La désaffection : Jean Vuilleumier

  Une tranche de vie impeccablement décrite !

 

  Vous n'y couperez pas à cet attachement de solitude. Léna reste vivre seule dans la cité qui se désagrège. Sa vie solitaire croise la vie disloquée de Jenny. Pascal, handicapé moteur, transporte sa lassitude sur sa deux roues. Madame Maurice espère des visites fugaces pour fuir la solitude de sa vieillesse. Des destins croisés et solitaires qui se lient au gré de rencontres fortuites. Cependant au-delà de ces rencontres demeure cet isolement extrême de l'être. 

 

  Jean Vuilleumier, à travers une écriture abrupte et directe, retrace des tranches de vie qui interpelle le lecteur. En dehors de cette description inébranlable de la détresse humaine, l'écrivain recherche un espoir, une main tendue vers l'autre. De cette claustration volontaire, il tire la beauté du contact épisodique avec l'autre. Cependant ce contact renvoie irrémédiablement à sa solitude. La cité est dépeinte comme une prison à ciel ouvert qui implose. La violence souterraine de l'âme se plaque à cette violence physique et atroce.

 

  Très beau roman sur les modifications de nos rapports aux autres et l'évolution des cités. A lire !

 

 

Léna scrute les allées vides, souvent parcourues par une ambulance silencieuse, forme blanche et furtive qui emmène une suicidée. Au début, le vertige la nouait chaque fois qu'elle risquait un regard à l'extérieur.

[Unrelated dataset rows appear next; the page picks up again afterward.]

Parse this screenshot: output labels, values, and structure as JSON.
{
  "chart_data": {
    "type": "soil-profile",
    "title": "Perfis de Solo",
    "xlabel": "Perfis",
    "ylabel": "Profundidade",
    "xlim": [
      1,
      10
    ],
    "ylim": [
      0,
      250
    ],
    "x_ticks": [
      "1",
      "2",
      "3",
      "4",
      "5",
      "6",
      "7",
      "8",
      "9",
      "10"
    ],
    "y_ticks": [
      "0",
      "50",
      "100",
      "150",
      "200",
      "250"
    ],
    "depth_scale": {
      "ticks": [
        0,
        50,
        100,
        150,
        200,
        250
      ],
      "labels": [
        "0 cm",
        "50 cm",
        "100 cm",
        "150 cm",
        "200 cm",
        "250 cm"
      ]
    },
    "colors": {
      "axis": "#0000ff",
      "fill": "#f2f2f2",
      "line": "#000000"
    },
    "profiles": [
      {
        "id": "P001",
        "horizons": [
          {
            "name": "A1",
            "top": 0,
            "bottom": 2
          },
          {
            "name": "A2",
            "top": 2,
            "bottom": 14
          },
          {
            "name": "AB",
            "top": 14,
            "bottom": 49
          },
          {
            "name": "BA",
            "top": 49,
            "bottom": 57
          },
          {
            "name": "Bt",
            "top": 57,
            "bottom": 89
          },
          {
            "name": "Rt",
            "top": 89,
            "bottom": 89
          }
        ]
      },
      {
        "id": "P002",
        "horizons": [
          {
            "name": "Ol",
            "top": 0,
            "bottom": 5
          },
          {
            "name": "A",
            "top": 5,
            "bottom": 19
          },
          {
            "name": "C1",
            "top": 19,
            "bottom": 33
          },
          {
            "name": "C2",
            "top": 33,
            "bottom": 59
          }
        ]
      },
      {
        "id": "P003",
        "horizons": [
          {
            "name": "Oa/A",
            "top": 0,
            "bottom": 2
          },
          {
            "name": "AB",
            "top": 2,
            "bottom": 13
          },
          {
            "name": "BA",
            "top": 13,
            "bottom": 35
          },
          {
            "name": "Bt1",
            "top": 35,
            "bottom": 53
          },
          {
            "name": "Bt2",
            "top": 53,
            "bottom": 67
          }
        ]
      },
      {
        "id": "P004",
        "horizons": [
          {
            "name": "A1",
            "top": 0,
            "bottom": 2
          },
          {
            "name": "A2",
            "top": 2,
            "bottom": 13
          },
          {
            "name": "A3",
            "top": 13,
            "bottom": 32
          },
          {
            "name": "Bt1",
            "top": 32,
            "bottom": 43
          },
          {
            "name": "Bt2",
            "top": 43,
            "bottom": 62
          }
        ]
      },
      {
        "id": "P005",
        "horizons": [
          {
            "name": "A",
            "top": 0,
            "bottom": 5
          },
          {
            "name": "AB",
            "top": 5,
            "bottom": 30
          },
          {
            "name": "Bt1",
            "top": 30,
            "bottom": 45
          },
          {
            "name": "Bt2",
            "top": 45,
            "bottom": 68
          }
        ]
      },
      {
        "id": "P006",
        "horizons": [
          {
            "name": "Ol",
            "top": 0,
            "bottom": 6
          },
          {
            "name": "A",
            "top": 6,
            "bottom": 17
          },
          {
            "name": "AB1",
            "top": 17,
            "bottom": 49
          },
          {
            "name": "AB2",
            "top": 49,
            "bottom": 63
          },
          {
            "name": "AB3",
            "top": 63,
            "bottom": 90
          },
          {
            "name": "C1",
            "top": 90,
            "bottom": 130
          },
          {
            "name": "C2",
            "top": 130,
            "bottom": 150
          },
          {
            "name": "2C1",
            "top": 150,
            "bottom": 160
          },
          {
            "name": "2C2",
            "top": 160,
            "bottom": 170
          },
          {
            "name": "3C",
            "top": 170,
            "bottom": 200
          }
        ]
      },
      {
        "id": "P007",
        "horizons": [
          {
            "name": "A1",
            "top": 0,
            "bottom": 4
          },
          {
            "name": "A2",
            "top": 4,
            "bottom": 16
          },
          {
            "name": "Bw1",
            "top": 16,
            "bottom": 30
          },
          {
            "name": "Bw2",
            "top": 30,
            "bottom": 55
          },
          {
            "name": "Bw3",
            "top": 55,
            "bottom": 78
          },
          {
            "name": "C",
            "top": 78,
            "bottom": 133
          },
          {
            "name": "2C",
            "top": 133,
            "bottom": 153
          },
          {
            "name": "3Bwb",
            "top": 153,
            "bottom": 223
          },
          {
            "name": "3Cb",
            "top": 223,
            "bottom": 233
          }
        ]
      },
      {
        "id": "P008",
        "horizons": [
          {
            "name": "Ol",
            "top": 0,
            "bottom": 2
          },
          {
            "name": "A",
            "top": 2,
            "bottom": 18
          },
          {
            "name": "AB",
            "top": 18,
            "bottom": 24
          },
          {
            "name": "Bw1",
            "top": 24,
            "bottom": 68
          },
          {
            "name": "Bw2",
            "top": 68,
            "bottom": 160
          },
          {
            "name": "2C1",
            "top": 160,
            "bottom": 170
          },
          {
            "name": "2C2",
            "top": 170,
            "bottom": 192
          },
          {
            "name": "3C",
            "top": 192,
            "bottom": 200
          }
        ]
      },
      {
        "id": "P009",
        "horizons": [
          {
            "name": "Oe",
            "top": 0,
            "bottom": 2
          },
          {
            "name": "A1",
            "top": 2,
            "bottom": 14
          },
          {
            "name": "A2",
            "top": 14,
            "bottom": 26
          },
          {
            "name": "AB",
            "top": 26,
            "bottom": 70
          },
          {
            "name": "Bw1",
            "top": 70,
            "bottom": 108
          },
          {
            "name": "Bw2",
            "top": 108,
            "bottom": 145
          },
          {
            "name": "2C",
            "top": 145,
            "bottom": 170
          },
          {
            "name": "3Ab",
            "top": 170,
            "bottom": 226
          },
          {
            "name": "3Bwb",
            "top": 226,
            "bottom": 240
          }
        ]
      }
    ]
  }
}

L'aiguille de la pendule continue de trotter, Jenny écrase une dernière cigarette. Elle a été convoquée un jour au bureau d'assistance psychologique de la cité, on l'a entretenue de José. Les extravagances des groupes de jeunes désoeuvrés étaient connues des autorités, les parents exhortés à la vigilance.

Une nausée fluctuante, et ces doigts de bois. Elle aspire l'air à petites goulées. L'indifférence l'a gagné à la façon d'une sclérose, un refus qui la paralyse. Apprendrait-elle la mort de José qu'elle ne ressentirait rien, sinon la délivrance du dénouement. Un accident, n'importe quoi, une balle perdue, une chute du haut d'un viaduc. En fait, il est déjà mort pour elle.

La cuisine : Léna enclenche la cafetière électrique, sort les tasses de l'armoire, s'assied en face de Jenny, à côté de la vitre. Un goût de deuil dans leur tête-à-tête, alors qu'elles considèrent sans parler l'esplanade et les tertres, la vasque obstruée de feuilles mortes.